PhD Seminar • Information Retrieval • Enhancing Zero-Shot Text Retrieval with Large Language Models

Wednesday, January 17, 2024 12:30 pm - 1:30 pm EST (GMT -05:00)

Please note: This PhD seminar will take place in DC 1304.

Xueguang Ma, PhD candidate
David R. Cheriton School of Computer Science

Supervisor: Professor Jimmy Lin

Neural retrieval systems have proven effective across a range of tasks and languages. However, creating fully zero-shot neural retrieval pipeline remains a challenge when relevance labels are not available.

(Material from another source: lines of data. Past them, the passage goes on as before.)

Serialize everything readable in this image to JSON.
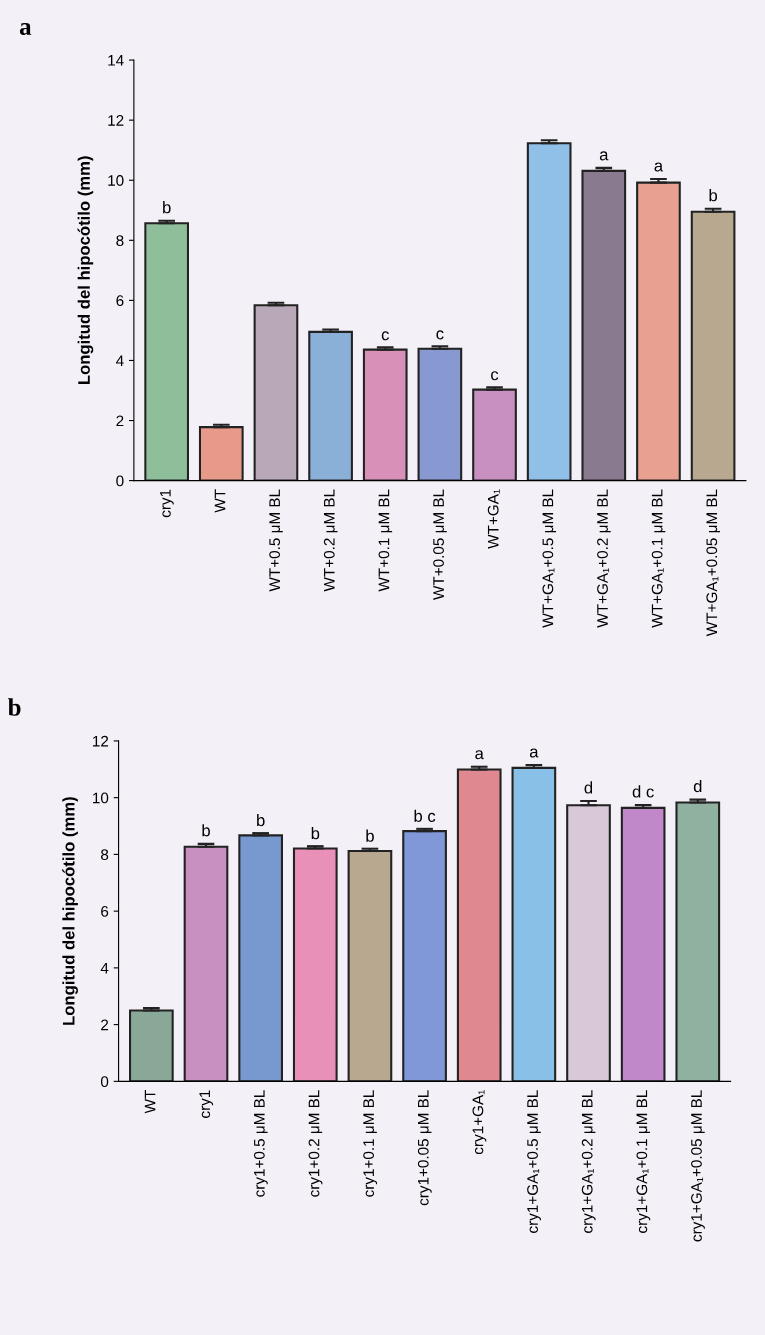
{
  "chart_data": [
    {
      "type": "bar",
      "title": "a",
      "ylabel": "Longitud del hipocótilo (mm)",
      "categories": [
        "cry1",
        "WT",
        "WT+0.5 μM BL",
        "WT+0.2 μM BL",
        "WT+0.1 μM BL",
        "WT+0.05 μM BL",
        "WT+GA₁",
        "WT+GA₁+0.5 μM BL",
        "WT+GA₁+0.2 μM BL",
        "WT+GA₁+0.1 μM BL",
        "WT+GA₁+0.05 μM BL"
      ],
      "values": [
        8.57,
        1.78,
        5.84,
        4.95,
        4.36,
        4.39,
        3.03,
        11.23,
        10.31,
        9.92,
        8.95
      ],
      "errors": [
        0.08,
        0.08,
        0.08,
        0.08,
        0.08,
        0.08,
        0.08,
        0.1,
        0.1,
        0.12,
        0.1
      ],
      "colors": [
        "#8fbf9a",
        "#e89a8a",
        "#b8a8b8",
        "#8ab0d8",
        "#d890b8",
        "#8898d0",
        "#c890c0",
        "#90c0e8",
        "#8a7a90",
        "#e8a090",
        "#b8a890"
      ],
      "ylim": [
        0,
        14
      ],
      "yticks": [
        0,
        2,
        4,
        6,
        8,
        10,
        12,
        14
      ],
      "grid": false,
      "legend": false,
      "annotations": [
        {
          "text": "b",
          "x": "cry1",
          "y": 8.65
        },
        {
          "text": "c",
          "x": "WT+0.1 μM BL",
          "y": 4.42
        },
        {
          "text": "c",
          "x": "WT+0.05 μM BL",
          "y": 4.45
        },
        {
          "text": "c",
          "x": "WT+GA₁",
          "y": 3.09
        },
        {
          "text": "a",
          "x": "WT+GA₁+0.2 μM BL",
          "y": 10.41
        },
        {
          "text": "a",
          "x": "WT+GA₁+0.1 μM BL",
          "y": 10.04
        },
        {
          "text": "b",
          "x": "WT+GA₁+0.05 μM BL",
          "y": 9.05
        }
      ]
    },
    {
      "type": "bar",
      "title": "b",
      "ylabel": "Longitud del hipocótilo (mm)",
      "categories": [
        "WT",
        "cry1",
        "cry1+0.5 μM BL",
        "cry1+0.2 μM BL",
        "cry1+0.1 μM BL",
        "cry1+0.05 μM BL",
        "cry1+GA₁",
        "cry1+GA₁+0.5 μM BL",
        "cry1+GA₁+0.2 μM BL",
        "cry1+GA₁+0.1 μM BL",
        "cry1+GA₁+0.05 μM BL"
      ],
      "values": [
        2.5,
        8.27,
        8.67,
        8.21,
        8.12,
        8.82,
        10.99,
        11.05,
        9.73,
        9.64,
        9.83
      ],
      "errors": [
        0.08,
        0.1,
        0.08,
        0.08,
        0.08,
        0.08,
        0.1,
        0.1,
        0.15,
        0.1,
        0.1
      ],
      "colors": [
        "#8aa898",
        "#c890c0",
        "#7898d0",
        "#e890b8",
        "#b8a890",
        "#8098d8",
        "#e08890",
        "#88c0e8",
        "#d8c8d8",
        "#c088c8",
        "#90b0a0"
      ],
      "ylim": [
        0,
        12
      ],
      "yticks": [
        0,
        2,
        4,
        6,
        8,
        10,
        12
      ],
      "grid": false,
      "legend": false,
      "annotations": [
        {
          "text": "b",
          "x": "cry1",
          "y": 8.37
        },
        {
          "text": "b",
          "x": "cry1+0.5 μM BL",
          "y": 8.73
        },
        {
          "text": "b",
          "x": "cry1+0.2 μM BL",
          "y": 8.27
        },
        {
          "text": "b",
          "x": "cry1+0.1 μM BL",
          "y": 8.18
        },
        {
          "text": "b c",
          "x": "cry1+0.05 μM BL",
          "y": 8.88
        },
        {
          "text": "a",
          "x": "cry1+GA₁",
          "y": 11.09
        },
        {
          "text": "a",
          "x": "cry1+GA₁+0.5 μM BL",
          "y": 11.15
        },
        {
          "text": "d",
          "x": "cry1+GA₁+0.2 μM BL",
          "y": 9.88
        },
        {
          "text": "d c",
          "x": "cry1+GA₁+0.1 μM BL",
          "y": 9.74
        },
        {
          "text": "d",
          "x": "cry1+GA₁+0.05 μM BL",
          "y": 9.93
        }
      ]
    }
  ]
}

In this presentation, I will introduce two of our works, Hypothetical Document Embeddings (HyDE) and Listwise Reranker with a Large Language Model (LRL), which leverage large language models to enhance text retrieval without the need for human relevance judgement. HyDE uses large language models to generate ‘hypothetical’ documents for a given query. These documents capture relevance patterns but are not real and may contain hallucinations. This hypothetical document is then encoded into an embedding vector by an unsupervised dense retriever, such as Contriever. This vector identifies a neighbourhood in the corpus embedding space, from which similar real documents are retrieved. HyDE significantly outperforms the state-of-the-art unsupervised dense retriever, Contriever, and demonstrates comparable effectiveness as supervised dense retrievers. On the other hand, LRL introduces a listwise reranking paradigm in which a large language model is prompted to generate a reordered list of document identifiers from the given candidate documents. LRL not only outperforms zero-shot pointwise methods when reranking first-stage retrieval results, but it can also function as a final-stage reranker to enhance the top-ranked results of a pointwise method. Experiments on web search and multi-lingual information retrieval datasets show the effectiveness of our proposed methods.